Today is April 3, 2017. I am alive and well.

I’m reading a young adult novel The Dead Girls of Hysteria Hall. A young adult novel because I’m interested in writing a young adult novel. And yes, the main characters in the book are ghosts.

One of my closet friends has been a ghost hunter, recording paranormal activity. Obviously, she believes, without a doubt, that places can be haunted. I don’t know that I believe this. I do know that I feel my grandmother and mother near me at times. I don’t know if that’s because they truly are or because I will them to be with all my might. My cats, Grams named after my grandmother, and Annie named after my mother, do often stare at space intently as if they’re watching something move about. Their ears prick up and their eyes focus. I imagine a gust of fog entering my bedroom like smoke trailing from a lit cigarette in somebody’s hand.

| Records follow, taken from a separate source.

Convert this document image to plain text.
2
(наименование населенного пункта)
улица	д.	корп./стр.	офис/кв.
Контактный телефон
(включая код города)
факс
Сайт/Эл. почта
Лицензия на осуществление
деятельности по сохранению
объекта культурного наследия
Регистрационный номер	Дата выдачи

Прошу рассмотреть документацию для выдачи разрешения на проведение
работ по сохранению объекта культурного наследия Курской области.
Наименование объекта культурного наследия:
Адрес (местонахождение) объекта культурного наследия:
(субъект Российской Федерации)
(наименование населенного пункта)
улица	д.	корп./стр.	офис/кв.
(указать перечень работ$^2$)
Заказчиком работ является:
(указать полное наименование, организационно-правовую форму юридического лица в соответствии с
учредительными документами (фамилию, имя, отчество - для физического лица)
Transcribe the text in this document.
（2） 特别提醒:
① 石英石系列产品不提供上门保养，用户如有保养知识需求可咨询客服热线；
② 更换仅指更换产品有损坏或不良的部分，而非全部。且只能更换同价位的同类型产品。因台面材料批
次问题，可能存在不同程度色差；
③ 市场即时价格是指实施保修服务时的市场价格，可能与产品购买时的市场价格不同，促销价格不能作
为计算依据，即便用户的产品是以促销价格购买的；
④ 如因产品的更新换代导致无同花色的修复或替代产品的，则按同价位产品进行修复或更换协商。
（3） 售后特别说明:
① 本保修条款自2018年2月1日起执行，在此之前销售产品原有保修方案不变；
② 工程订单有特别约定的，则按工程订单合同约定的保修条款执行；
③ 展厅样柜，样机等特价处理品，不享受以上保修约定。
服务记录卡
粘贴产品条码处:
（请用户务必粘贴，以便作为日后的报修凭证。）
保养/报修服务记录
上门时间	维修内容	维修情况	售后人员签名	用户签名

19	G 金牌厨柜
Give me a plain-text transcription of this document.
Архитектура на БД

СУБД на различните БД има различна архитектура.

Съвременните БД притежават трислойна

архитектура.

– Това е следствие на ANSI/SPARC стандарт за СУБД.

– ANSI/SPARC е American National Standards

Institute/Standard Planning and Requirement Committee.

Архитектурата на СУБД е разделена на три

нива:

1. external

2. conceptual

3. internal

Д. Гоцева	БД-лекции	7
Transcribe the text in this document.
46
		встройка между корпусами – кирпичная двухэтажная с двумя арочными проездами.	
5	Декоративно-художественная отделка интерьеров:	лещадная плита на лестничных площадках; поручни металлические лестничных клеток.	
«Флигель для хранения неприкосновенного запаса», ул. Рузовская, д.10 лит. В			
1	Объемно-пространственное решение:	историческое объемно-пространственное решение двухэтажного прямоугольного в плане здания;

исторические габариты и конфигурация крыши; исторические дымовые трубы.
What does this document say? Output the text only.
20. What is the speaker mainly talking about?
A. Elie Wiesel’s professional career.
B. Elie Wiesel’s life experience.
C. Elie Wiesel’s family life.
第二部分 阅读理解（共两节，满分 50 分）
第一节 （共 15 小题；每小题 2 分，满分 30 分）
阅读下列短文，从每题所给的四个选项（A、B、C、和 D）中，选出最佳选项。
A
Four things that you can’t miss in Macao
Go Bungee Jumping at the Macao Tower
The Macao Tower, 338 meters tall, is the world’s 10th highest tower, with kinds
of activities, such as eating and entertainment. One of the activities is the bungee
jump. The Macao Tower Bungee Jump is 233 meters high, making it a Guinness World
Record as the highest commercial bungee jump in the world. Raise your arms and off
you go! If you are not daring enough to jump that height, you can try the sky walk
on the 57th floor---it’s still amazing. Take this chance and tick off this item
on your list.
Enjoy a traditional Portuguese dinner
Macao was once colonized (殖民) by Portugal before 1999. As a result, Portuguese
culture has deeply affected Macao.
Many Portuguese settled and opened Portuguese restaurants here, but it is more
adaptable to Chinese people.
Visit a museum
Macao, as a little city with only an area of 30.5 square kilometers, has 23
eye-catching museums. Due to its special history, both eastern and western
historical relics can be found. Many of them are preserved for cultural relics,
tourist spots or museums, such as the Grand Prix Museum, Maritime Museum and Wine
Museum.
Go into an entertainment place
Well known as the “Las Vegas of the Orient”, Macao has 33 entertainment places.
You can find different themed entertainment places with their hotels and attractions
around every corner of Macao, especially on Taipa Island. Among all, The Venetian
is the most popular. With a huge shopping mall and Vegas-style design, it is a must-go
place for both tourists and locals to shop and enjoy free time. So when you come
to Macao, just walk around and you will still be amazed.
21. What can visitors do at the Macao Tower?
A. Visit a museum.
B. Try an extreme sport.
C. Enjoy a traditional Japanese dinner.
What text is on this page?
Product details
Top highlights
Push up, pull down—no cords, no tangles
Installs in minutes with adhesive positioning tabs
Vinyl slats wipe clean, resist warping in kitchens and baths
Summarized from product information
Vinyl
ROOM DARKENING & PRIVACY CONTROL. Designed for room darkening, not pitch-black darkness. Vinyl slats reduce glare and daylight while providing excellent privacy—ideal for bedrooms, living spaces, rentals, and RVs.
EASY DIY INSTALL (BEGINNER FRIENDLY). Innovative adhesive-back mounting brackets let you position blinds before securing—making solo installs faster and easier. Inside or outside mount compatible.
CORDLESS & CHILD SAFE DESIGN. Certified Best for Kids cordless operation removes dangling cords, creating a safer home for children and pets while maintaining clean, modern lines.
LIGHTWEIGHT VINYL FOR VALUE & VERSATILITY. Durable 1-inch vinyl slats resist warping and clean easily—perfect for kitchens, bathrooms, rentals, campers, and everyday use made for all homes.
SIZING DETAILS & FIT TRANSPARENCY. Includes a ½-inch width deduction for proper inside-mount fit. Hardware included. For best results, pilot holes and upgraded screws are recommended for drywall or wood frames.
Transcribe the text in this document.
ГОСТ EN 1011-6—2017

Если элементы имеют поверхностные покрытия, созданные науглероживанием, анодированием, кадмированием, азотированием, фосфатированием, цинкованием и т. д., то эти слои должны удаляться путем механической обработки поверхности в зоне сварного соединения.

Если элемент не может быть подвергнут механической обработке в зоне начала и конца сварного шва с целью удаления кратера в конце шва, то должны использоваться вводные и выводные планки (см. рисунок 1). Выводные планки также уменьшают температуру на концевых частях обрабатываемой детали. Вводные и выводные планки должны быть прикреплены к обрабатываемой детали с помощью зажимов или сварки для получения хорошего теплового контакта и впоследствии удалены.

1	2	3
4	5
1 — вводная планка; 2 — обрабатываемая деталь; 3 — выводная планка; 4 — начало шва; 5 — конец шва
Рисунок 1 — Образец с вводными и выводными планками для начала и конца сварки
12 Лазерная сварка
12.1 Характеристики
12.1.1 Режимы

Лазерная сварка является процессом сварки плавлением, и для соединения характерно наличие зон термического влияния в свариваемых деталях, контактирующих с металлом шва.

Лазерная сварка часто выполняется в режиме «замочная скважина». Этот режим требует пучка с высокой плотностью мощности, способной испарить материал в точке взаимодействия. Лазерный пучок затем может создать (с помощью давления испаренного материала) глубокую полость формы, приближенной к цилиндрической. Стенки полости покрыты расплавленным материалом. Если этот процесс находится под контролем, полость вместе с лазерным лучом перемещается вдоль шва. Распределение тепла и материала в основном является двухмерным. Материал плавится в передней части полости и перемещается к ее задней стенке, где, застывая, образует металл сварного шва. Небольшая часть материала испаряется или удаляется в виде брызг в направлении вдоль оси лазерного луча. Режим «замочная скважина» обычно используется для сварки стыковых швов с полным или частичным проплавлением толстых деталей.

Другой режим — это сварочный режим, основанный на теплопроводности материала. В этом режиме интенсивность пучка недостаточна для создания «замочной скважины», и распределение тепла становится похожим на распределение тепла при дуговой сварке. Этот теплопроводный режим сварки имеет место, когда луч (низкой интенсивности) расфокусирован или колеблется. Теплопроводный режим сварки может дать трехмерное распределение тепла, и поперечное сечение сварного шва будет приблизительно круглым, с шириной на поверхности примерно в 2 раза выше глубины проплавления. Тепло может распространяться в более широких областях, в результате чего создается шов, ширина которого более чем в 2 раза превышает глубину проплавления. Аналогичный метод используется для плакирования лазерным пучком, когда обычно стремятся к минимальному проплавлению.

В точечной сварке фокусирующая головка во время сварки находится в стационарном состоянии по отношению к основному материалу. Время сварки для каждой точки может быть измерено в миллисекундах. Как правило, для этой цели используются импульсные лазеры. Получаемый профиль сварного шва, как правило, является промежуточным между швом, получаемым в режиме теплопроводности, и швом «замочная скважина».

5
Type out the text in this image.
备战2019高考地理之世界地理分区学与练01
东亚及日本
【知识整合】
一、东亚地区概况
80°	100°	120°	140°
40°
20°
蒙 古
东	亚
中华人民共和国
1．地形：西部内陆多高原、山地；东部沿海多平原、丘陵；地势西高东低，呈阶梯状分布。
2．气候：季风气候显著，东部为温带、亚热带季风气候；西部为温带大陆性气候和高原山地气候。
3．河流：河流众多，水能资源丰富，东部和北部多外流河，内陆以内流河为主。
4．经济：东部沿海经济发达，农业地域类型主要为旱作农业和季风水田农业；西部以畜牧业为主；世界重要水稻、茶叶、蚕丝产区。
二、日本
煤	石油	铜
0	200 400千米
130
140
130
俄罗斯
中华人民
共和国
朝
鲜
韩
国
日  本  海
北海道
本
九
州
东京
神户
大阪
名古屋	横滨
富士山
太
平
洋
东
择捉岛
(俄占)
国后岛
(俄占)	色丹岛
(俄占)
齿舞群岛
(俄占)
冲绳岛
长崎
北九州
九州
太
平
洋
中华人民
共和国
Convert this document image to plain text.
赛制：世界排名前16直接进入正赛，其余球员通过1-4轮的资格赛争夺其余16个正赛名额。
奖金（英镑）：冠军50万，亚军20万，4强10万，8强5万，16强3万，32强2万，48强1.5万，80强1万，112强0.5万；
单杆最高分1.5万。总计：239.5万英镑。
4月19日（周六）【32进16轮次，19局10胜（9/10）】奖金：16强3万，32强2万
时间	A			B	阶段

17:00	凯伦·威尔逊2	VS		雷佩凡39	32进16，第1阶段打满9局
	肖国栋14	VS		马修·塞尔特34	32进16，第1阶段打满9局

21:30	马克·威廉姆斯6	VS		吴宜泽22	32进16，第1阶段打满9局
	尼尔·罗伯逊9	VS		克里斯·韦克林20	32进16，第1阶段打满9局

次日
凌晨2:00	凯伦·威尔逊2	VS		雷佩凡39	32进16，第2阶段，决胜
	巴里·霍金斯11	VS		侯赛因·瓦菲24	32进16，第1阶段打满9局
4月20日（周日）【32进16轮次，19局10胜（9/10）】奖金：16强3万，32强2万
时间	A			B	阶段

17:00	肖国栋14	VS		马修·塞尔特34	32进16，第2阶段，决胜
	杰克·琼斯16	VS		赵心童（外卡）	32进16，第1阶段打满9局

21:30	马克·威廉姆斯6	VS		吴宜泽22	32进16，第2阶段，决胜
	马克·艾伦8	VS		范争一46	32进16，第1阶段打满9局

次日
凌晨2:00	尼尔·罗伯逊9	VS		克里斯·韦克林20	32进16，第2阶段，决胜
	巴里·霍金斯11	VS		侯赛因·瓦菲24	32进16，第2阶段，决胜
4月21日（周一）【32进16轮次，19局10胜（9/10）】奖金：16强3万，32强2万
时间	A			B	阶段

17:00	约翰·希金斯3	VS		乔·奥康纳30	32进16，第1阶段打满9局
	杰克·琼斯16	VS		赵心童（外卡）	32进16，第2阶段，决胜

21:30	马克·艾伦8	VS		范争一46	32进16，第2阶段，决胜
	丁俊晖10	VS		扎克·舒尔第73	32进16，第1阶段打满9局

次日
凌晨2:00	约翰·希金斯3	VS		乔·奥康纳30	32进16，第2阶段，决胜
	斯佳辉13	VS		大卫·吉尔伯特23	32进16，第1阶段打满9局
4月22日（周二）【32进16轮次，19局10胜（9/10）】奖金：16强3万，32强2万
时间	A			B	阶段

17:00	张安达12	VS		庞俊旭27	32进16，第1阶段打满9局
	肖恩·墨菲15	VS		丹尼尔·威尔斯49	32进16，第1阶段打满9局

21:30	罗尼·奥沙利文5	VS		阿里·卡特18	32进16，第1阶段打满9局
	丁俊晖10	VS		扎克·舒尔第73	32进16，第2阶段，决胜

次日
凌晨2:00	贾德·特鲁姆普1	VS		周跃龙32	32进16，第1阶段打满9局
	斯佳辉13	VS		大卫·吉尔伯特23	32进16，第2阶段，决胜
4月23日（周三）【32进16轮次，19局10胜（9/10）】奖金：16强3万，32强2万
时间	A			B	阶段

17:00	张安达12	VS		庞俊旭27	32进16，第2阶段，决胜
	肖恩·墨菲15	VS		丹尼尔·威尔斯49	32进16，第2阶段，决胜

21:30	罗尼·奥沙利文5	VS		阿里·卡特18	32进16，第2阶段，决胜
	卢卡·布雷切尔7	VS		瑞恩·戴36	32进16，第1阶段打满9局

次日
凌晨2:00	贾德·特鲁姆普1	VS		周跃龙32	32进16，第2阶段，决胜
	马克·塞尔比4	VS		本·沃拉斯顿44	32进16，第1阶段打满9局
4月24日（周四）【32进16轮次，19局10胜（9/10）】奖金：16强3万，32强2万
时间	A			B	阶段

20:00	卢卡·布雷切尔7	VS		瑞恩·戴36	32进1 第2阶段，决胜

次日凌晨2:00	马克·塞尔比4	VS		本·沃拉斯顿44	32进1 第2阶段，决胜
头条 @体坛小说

I’m ¬†also listening to Andy Cohen read from his diaries. I wonder what makes his drinking coffee and buttering toast more interesting than someone else doing the same thing. Seeing as his diaries made it to fourth on the New York Time’s Bestsellers List he must be doing something right. The mundane becomes extraordinary. I wonder if he can make flossing teeth entertaining simply because he’s Andy.

I write memoirs. I must think, like Andy, that something I’ve done is worth telling. I’ve listened to people say “write what you’d want to read.” So I’ve done this. I’ve written about hope despite the fact that I have schizophrenia and alcoholism. My sweat is no sweeter than others; I’ve just managed to wipe my brow on page ten and change my socks for a clean pair on page eleven.

Writing about my life is hard, is fun, is something I hope to continue doing even if or when someone tells me I’m boring.